Article - March 8, 2013
With oil as its main economic lubricant, Kuwait focuses on maintaining good partner relations and safety and environmental standards
Thanks to new advances in extraction technologies, the government-owned Kuwait Gulf Oil Company (KGOC), a division of Kuwait Petroleum, is planning for a significant boost in its oil and natural gas output. 
 
Non-associated gas production is set to rise to 400 million cubic feet per day at the end of 2020 and climb to 500 million by the end of the following decade, while oil output should reach 350 million barrels per day in 2015 and stay at that level, more or less, until 2030. 
 
Yet to achieve these goals, equipment isn’t the only thing in need of periodic revision and upgrades, says KGOC’s Chairman and Managing Director, Hashim Mustafa Al-Rifaai. “We need better ways of dealing with our joint partnership. The framework we have for the current agreement is 60 years old, and we both agree it is high time to revise it again with modern norms, better expectations, clarity and transparency.”
 
Mr. Al-Rifaai is quick to add that this should not be taken as an indicator of divergent viewpoints with KGOC’s partner, the U.S. firm Chevron. 
 
“Working with a partner and not having a single operator is like having two bosses,” he says, but admits that it is easier going when the partners are in complete and emphatic agreement on key issues such as workplace safety and environmental safeguards. 
 
“Those two things are really primary for us. Safety is an absolute must. If it is not safe, you stop work. Safety includes environmental safety as well as protecting the communities that your work impacts on.
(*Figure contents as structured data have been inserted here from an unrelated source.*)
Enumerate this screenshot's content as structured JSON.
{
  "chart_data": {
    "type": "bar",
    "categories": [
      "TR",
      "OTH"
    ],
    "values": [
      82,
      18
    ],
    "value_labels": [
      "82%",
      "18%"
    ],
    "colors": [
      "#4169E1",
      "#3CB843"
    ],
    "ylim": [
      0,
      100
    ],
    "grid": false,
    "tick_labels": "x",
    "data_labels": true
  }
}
We spend a lot of money on reducing our carbon footprint, and on conservation; and we are probably the country’s largest net contributor to social welfare organizations caring for the disabled or incapacitated.”
 
The KGOC chief says that his long-term goal is to leave behind a company that is recognized if not worldwide, at least within the region, as being a role model for how to work with a partner.
 
“I want to leave an organization that is based on meritocracy,” he says, “I think that has been the major endeavor during my tenure.”